Cuando Pedro Castillo ganó en el 2021, los perdedores más irracionales se sorprendieron de cómo un profesor rural sindicalista y mediocre les había ganado. Respondieron perdiendo el sentido común, orquestando ridículas conspiraciones mediáticas para segregar cientos de miles de votos en las zonas rurales del país. Ejércitos de abogados se acuartelaron en los estudios más poderosos del país con el propósito de borrar del mapa los votos de otros compatriotas. Una ignominia de la que nunca se disculparon, como nos tienen acostumbrados.

Inmediatamente se instaló, otra vez, el discurso de que el “Perú profundo” había asomado. Los analistas del elenco tradicional, a los que Castillo se les había escapado el 2021, dijeron que años de frustración y olvido estaban cosechando resentimiento. No era el Perú profundo, era, antes bien, el Perú , que no tiene nada de profundo ni periférico, sino que ha dado muchas muestras de que solo permanece latente. Votantes que empeñaron su voto por Humala, en su momento, y por Castillo, más recientemente, votantes a quienes se les prometieron cambios reales que jamás llegaron.

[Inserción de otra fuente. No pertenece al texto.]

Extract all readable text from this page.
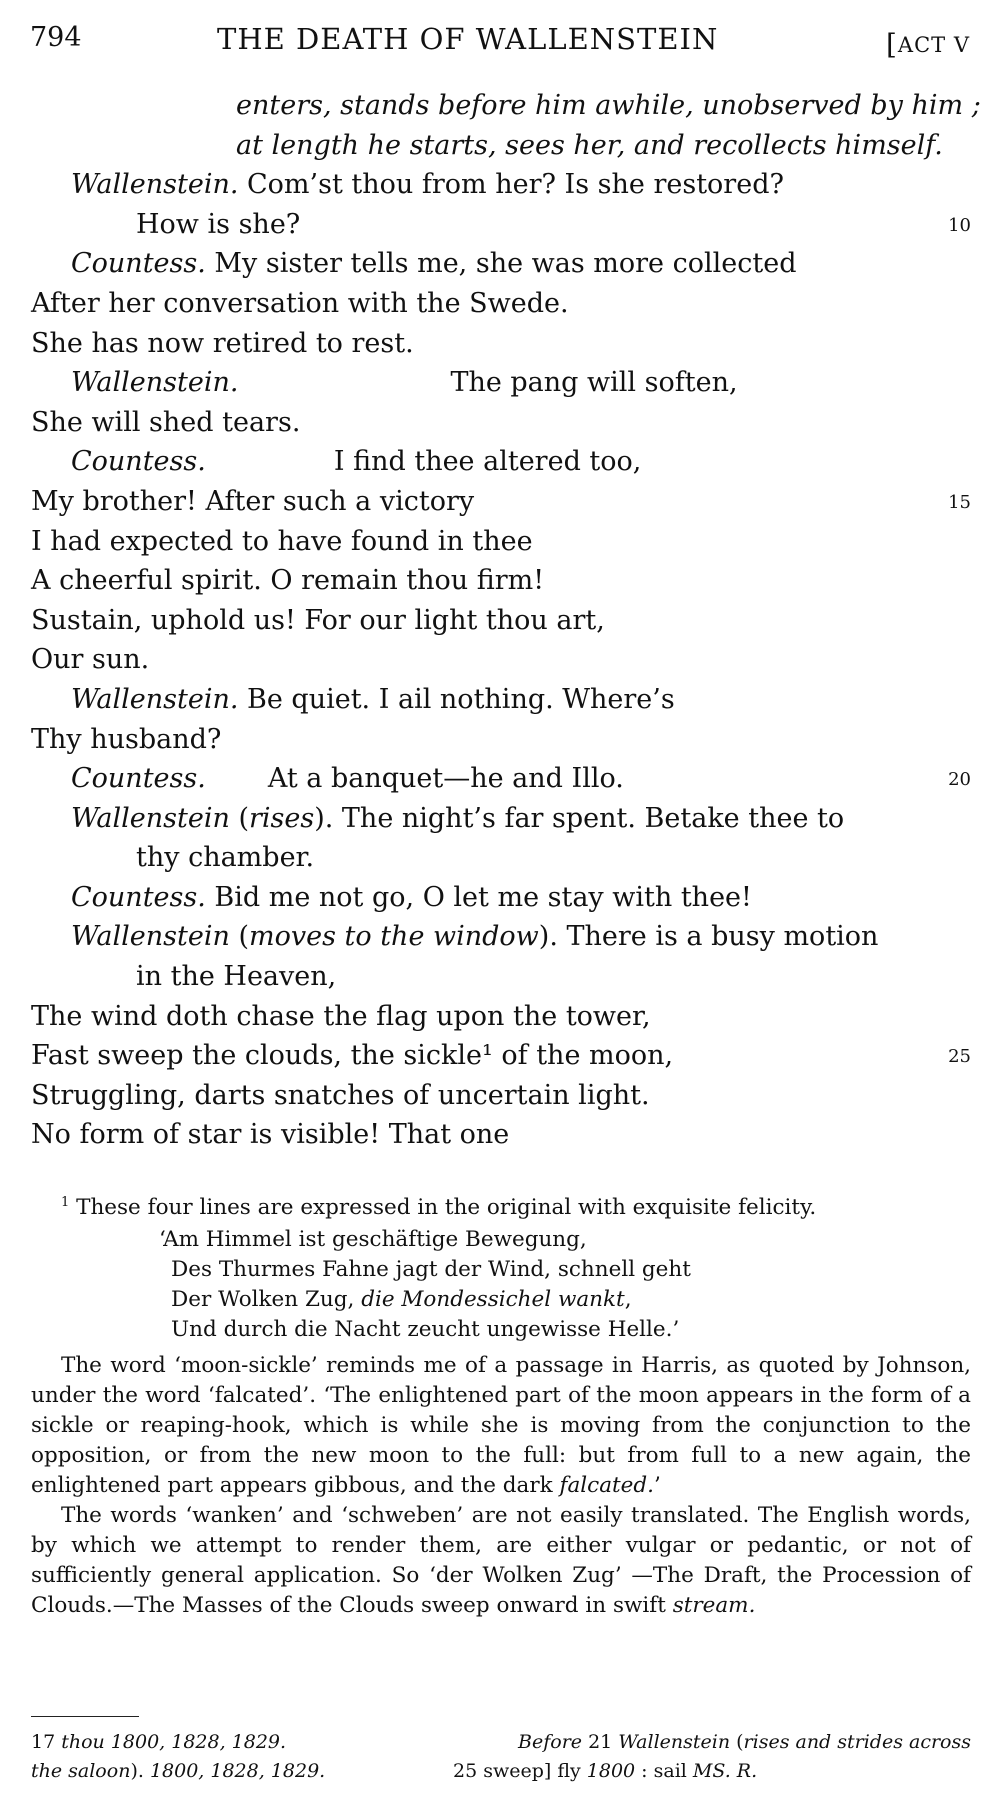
794	THE DEATH OF WALLENSTEIN	[ACT V
enters, stands before him awhile, unobserved by him ;
at length he starts, sees her, and recollects himself.
Wallenstein. Com’st thou from her? Is she restored?
How is she?	10
Countess. My sister tells me, she was more collected
After her conversation with the Swede.
She has now retired to rest.
Wallenstein.	The pang will soften,
She will shed tears.
Countess.	I find thee altered too,
My brother! After such a victory	15
I had expected to have found in thee
A cheerful spirit. O remain thou firm!
Sustain, uphold us! For our light thou art,
Our sun.
Wallenstein. Be quiet. I ail nothing. Where’s
Thy husband?
Countess. At a banquet—he and Illo.	20
Wallenstein (rises). The night’s far spent. Betake thee to
thy chamber.
Countess. Bid me not go, O let me stay with thee!
Wallenstein (moves to the window). There is a busy motion
in the Heaven,
The wind doth chase the flag upon the tower,
Fast sweep the clouds, the sickle¹ of the moon,	25
Struggling, darts snatches of uncertain light.
No form of star is visible! That one

$^1$ These four lines are expressed in the original with exquisite felicity.

‘Am Himmel ist geschäftige Bewegung,
Des Thurmes Fahne jagt der Wind, schnell geht
Der Wolken Zug, die Mondessichel wankt,
Und durch die Nacht zeucht ungewisse Helle.’

The word ‘moon-sickle’ reminds me of a passage in Harris, as quoted by Johnson, under the word ‘falcated’. ‘The enlightened part of the moon appears in the form of a sickle or reaping-hook, which is while she is moving from the conjunction to the opposition, or from the new moon to the full: but from full to a new again, the enlightened part appears gibbous, and the dark falcated.’

The words ‘wanken’ and ‘schweben’ are not easily translated. The English words, by which we attempt to render them, are either vulgar or pedantic, or not of sufficiently general application. So ‘der Wolken Zug’ —The Draft, the Procession of Clouds.—The Masses of the Clouds sweep onward in swift stream.

17 thou 1800, 1828, 1829.	Before 21 Wallenstein (rises and strides across
the saloon). 1800, 1828, 1829.	25 sweep] fly 1800 : sail MS. R.
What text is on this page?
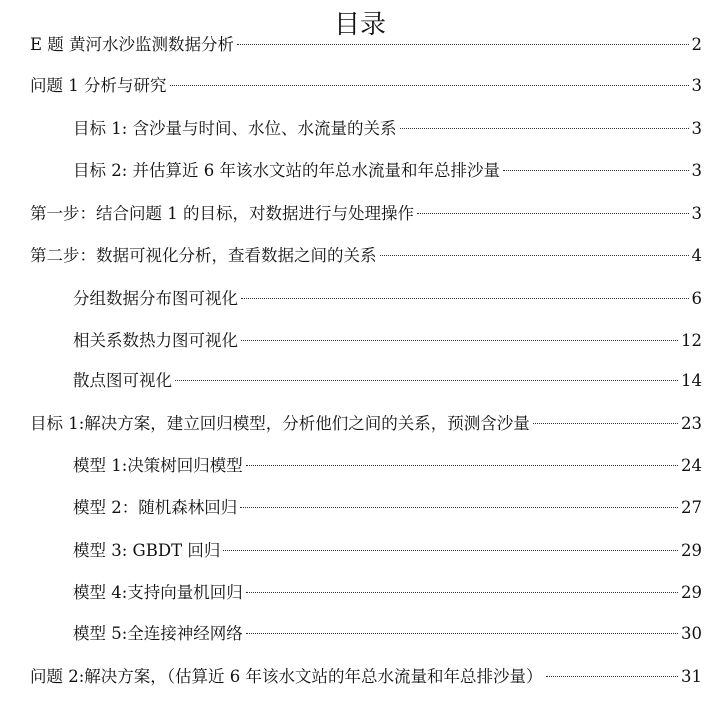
目录
E 题 黄河水沙监测数据分析	2
问题 1 分析与研究	3
目标 1: 含沙量与时间、水位、水流量的关系	3
目标 2: 并估算近 6 年该水文站的年总水流量和年总排沙量	3
第一步：结合问题 1 的目标，对数据进行与处理操作	3
第二步：数据可视化分析，查看数据之间的关系	4
分组数据分布图可视化	6
相关系数热力图可视化	12
散点图可视化	14
目标 1:解决方案，建立回归模型，分析他们之间的关系，预测含沙量	23
模型 1:决策树回归模型	24
模型 2：随机森林回归	27
模型 3: GBDT 回归	29
模型 4:支持向量机回归	29
模型 5:全连接神经网络	30
问题 2:解决方案，（估算近 6 年该水文站的年总水流量和年总排沙量）	31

No es que el Perú antisistema sea mayoritario. No lo es, pero se moviliza y tiene capacidad de organización social construida precisamente para desafiar al ‘establishment’, que siempre lo ha ninguneado. Es su más perfecta némesis, establecida para desafiarlo. Dentro del Perú antisistema se inmiscuyen agendas violentistas y delincuenciales, hábiles para aprovechar la crispación, pero ni son la mayoría ni son las más representativas. Con los violentistas y delincuentes no se dialoga, se los procesa y encarcela; sin embargo, distinguirlos es un deber de las autoridades, más si son ministros de Estado y tienen un micrófono a la mano. El Perú antisistema no va a desaparecer, las condiciones que propiciaron la elección de Humala o Castillo permanecen latentes, pero hay que propiciar los espacios para que se pueda escuchar y debatir sus demandas; de lo contrario, solo estamos prologando una agonía metastásica de nuestro proyecto de país y aquello siempre acaba en una derrota colectiva como nuestra historia del siglo XX lo demuestra.